Bien sûr, j’y ai moi-même beaucoup réfléchi. Avant tout, pour comprendre : je suis initialement parti avec la volonté de produire en Suisse, où je n’ai tout simplement pas trouvé d’usines de confections de textiles techniques. En Europe, idem (Italie, France, Allemagne…). J’ai certes fait réaliser des premiers prototypes, mais ils n’ont rien donné – c’était adapté pour un maillot de bain ‘fashion’, mais pas pour le sport de compétition. Idem pour la Bulgarie, la Roumanie. J’ai ensuite cherché aux USA, au Brésil, en Asie du Sud-Est et c’est à Bali que le prototype était le plus proche du résultat final recherché.

La qualité de conception était excellente, c’était pour moi l’enjeu principal : une nouvelle marque peut assumer de ne pas être parfaite sur le plan environnemental – après tout, les grandes marques ne le sont pas non plus – mais elle doit rester sans compromis sur la qualité.

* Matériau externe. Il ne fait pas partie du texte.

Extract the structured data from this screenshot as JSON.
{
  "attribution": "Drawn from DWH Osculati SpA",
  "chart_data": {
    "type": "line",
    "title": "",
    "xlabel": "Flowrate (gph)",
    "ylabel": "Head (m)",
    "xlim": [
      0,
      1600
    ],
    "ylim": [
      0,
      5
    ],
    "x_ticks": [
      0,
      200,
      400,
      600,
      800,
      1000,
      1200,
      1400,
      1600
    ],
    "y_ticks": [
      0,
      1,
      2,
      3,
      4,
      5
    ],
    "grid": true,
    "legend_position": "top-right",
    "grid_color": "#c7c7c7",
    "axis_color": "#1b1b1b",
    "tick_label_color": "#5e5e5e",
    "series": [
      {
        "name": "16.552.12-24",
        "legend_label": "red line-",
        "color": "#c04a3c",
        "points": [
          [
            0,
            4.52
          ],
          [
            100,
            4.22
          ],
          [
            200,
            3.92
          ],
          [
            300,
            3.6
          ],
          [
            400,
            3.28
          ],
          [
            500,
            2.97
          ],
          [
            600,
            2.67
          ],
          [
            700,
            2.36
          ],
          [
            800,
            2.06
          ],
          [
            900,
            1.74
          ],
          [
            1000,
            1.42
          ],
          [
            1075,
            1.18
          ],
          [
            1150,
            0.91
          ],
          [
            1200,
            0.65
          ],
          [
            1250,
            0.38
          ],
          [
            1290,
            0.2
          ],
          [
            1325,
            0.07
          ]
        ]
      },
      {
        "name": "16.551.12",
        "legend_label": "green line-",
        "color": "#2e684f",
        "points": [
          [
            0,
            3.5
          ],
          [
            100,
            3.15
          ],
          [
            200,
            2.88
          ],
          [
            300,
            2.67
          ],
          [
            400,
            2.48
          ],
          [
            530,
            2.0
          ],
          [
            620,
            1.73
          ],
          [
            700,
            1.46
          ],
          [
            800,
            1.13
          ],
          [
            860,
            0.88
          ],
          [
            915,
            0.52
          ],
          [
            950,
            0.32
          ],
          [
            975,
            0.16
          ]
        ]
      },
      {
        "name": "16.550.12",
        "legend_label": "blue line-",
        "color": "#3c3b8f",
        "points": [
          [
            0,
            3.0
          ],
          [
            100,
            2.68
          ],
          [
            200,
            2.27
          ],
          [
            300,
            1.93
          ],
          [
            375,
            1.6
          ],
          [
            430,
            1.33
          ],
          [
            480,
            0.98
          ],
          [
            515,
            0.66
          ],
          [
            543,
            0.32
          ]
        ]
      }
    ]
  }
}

Aujourd’hui, je réfléchis à compenser l’empreinte carbone de la production dans l’immédiat, et à relocaliser la production en Europe dans un second temps. Même si entre Europe et Asie, un gouffre s’est créé au fil des décennies, tant le savoir-faire textile s’est exporté là-bas. Sur le continent européen, hormis le luxe, la qualité recherchée dans mon domaine n’est pas encore au rendez-vous. Toutefois je ne désespère pas et continue mes recherches pour une production en Europe. Si vous avez des pistes, contactez-moi !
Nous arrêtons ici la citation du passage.